Dilema Nyepi di Bali: Polusi Berkurang, Sampahnya Meningkat Dalam Sehari

Nyepi disebut-sebut sebagai obat ampuh dalam upaya merawat bumi, tapi...

Bali, terima kasih.

Keberanianmu menyepi di era globalisasi, sangat luar biasa bagi alam ini.

Terlepas dari esensimu mengajak kami untuk catur brata penyepian dan mengevaluasi diri melalui tri kaya parisudha. Tak sedikit yang mengakui, udara pagi hari pasca nyepi sangat menyenangkan, segar, bersih tanpa polusi. Belum lagi manfaat hemat listrik yang dirasakan oleh penduduk di Bali.
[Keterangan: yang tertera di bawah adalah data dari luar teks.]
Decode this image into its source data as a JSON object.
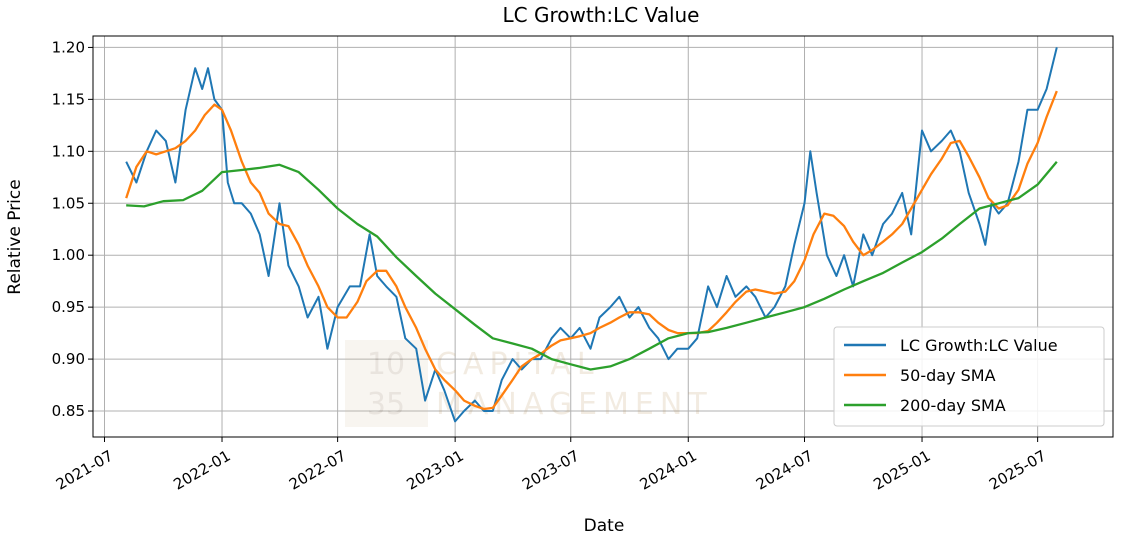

Saya pernah tahu, terdapat tulisan ilmiah dari seorang abdi pengetahuan bernama Anak Agung Gde Raka Dalem [1] beberapa tahun lalu. Tulisan itu menggambarkan tabel perbandingan jumlah polutan yang di produksi di beberapa wilayah di Bali setiap hari dengan ketika Bali merayakan Nyepi.
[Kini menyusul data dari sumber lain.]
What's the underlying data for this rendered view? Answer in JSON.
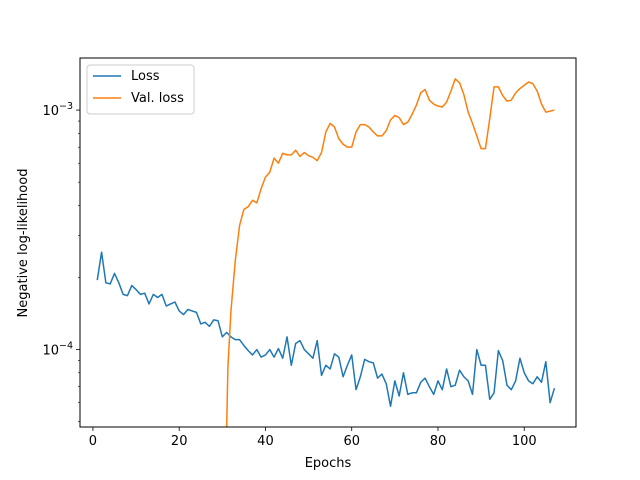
{
  "chart_data": {
    "type": "line",
    "title": "",
    "xlabel": "Epochs",
    "ylabel": "Negative log-likelihood",
    "yscale": "log",
    "xlim": [
      -3,
      112
    ],
    "ylim": [
      4.75e-05,
      0.00165
    ],
    "grid": false,
    "legend_position": "top-left",
    "x_ticks": [
      {
        "value": 0,
        "label": "0"
      },
      {
        "value": 20,
        "label": "20"
      },
      {
        "value": 40,
        "label": "40"
      },
      {
        "value": 60,
        "label": "60"
      },
      {
        "value": 80,
        "label": "80"
      },
      {
        "value": 100,
        "label": "100"
      }
    ],
    "y_ticks": [
      {
        "value": 0.0001,
        "base": "10",
        "exponent": "−4"
      },
      {
        "value": 0.001,
        "base": "10",
        "exponent": "−3"
      }
    ],
    "series": [
      {
        "name": "Loss",
        "color": "#1f77b4",
        "x": [
          1,
          2,
          3,
          4,
          5,
          6,
          7,
          8,
          9,
          10,
          11,
          12,
          13,
          14,
          15,
          16,
          17,
          18,
          19,
          20,
          21,
          22,
          23,
          24,
          25,
          26,
          27,
          28,
          29,
          30,
          31,
          32,
          33,
          34,
          35,
          36,
          37,
          38,
          39,
          40,
          41,
          42,
          43,
          44,
          45,
          46,
          47,
          48,
          49,
          50,
          51,
          52,
          53,
          54,
          55,
          56,
          57,
          58,
          59,
          60,
          61,
          62,
          63,
          64,
          65,
          66,
          67,
          68,
          69,
          70,
          71,
          72,
          73,
          74,
          75,
          76,
          77,
          78,
          79,
          80,
          81,
          82,
          83,
          84,
          85,
          86,
          87,
          88,
          89,
          90,
          91,
          92,
          93,
          94,
          95,
          96,
          97,
          98,
          99,
          100,
          101,
          102,
          103,
          104,
          105,
          106,
          107
        ],
        "values": [
          0.000195,
          0.000255,
          0.00019,
          0.000188,
          0.000208,
          0.00019,
          0.00017,
          0.000168,
          0.000185,
          0.000178,
          0.00017,
          0.000172,
          0.000155,
          0.00017,
          0.000165,
          0.00017,
          0.000152,
          0.000155,
          0.000158,
          0.000145,
          0.00014,
          0.000147,
          0.000145,
          0.000143,
          0.000128,
          0.00013,
          0.000125,
          0.000133,
          0.000132,
          0.000113,
          0.000118,
          0.000113,
          0.00011,
          0.00011,
          0.000104,
          9.9e-05,
          9.5e-05,
          0.0001,
          9.3e-05,
          9.5e-05,
          0.0001,
          9.3e-05,
          0.000101,
          9.2e-05,
          0.000113,
          8.6e-05,
          0.000106,
          0.000109,
          0.0001,
          9.6e-05,
          9.2e-05,
          0.000109,
          7.8e-05,
          8.6e-05,
          8.3e-05,
          9.6e-05,
          9.3e-05,
          7.7e-05,
          8.6e-05,
          9.5e-05,
          6.8e-05,
          7.7e-05,
          9.1e-05,
          8.9e-05,
          8.8e-05,
          7.6e-05,
          7.9e-05,
          7.2e-05,
          5.8e-05,
          7.4e-05,
          6.4e-05,
          8e-05,
          6.5e-05,
          6.6e-05,
          6.6e-05,
          7.3e-05,
          7.6e-05,
          7e-05,
          6.5e-05,
          7.4e-05,
          6.8e-05,
          8.3e-05,
          7e-05,
          7.1e-05,
          8.2e-05,
          7.7e-05,
          7.4e-05,
          6.5e-05,
          0.0001,
          8.6e-05,
          8.6e-05,
          6.2e-05,
          6.6e-05,
          9.9e-05,
          9e-05,
          7.1e-05,
          6.8e-05,
          7.4e-05,
          9.2e-05,
          8e-05,
          7.4e-05,
          7.2e-05,
          7.7e-05,
          7.3e-05,
          8.9e-05,
          6e-05,
          6.9e-05
        ]
      },
      {
        "name": "Val. loss",
        "color": "#ff7f0e",
        "x": [
          31,
          31.3,
          32,
          33,
          34,
          35,
          36,
          37,
          38,
          39,
          40,
          41,
          42,
          43,
          44,
          45,
          46,
          47,
          48,
          49,
          50,
          51,
          52,
          53,
          54,
          55,
          56,
          57,
          58,
          59,
          60,
          61,
          62,
          63,
          64,
          65,
          66,
          67,
          68,
          69,
          70,
          71,
          72,
          73,
          74,
          75,
          76,
          77,
          78,
          79,
          80,
          81,
          82,
          83,
          84,
          85,
          86,
          87,
          88,
          89,
          90,
          91,
          92,
          93,
          94,
          95,
          96,
          97,
          98,
          99,
          100,
          101,
          102,
          103,
          104,
          105,
          106,
          107
        ],
        "values": [
          4.7e-05,
          8.5e-05,
          0.000145,
          0.000235,
          0.00033,
          0.000385,
          0.000395,
          0.00042,
          0.00041,
          0.00047,
          0.000525,
          0.00055,
          0.00063,
          0.0006,
          0.00066,
          0.00065,
          0.00065,
          0.00068,
          0.00064,
          0.000665,
          0.000645,
          0.000635,
          0.000615,
          0.000665,
          0.00081,
          0.00088,
          0.00085,
          0.00076,
          0.00072,
          0.0007,
          0.0007,
          0.00081,
          0.00087,
          0.00087,
          0.00085,
          0.00081,
          0.00078,
          0.00078,
          0.00082,
          0.00091,
          0.00095,
          0.00093,
          0.00087,
          0.00089,
          0.00096,
          0.00105,
          0.00118,
          0.00122,
          0.0011,
          0.00106,
          0.00104,
          0.00103,
          0.00108,
          0.0012,
          0.00135,
          0.0013,
          0.00116,
          0.00098,
          0.00088,
          0.00078,
          0.00069,
          0.00069,
          0.00092,
          0.00125,
          0.00125,
          0.00115,
          0.00109,
          0.0011,
          0.00118,
          0.00123,
          0.00127,
          0.00131,
          0.00129,
          0.0012,
          0.00106,
          0.00098,
          0.00099,
          0.001
        ]
      }
    ]
  }
}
Hasilnya tentu saja mudah diduga. Hari raya nyepi yang tanpa aktivitas selama 24 jam berhasil mereduksi jumlah polutan di udara seperti SO2, CO, O3, NO2 dan NO hingga 40% [2]. Siapa yang tidak merayakan segarnya udara pagi hari di Ngembak Geni sehabis Nyepi? Hampir tidak ada.

Semua berbangga. Hanya penduduk Bali satu-satunya di dunia yang bisa bekerjasama untuk menciptakan suasana sedemikian rupa. Nyepi pun disebut-sebut sebagai obat ampuh dalam upaya merawat bumi yang mulai renta.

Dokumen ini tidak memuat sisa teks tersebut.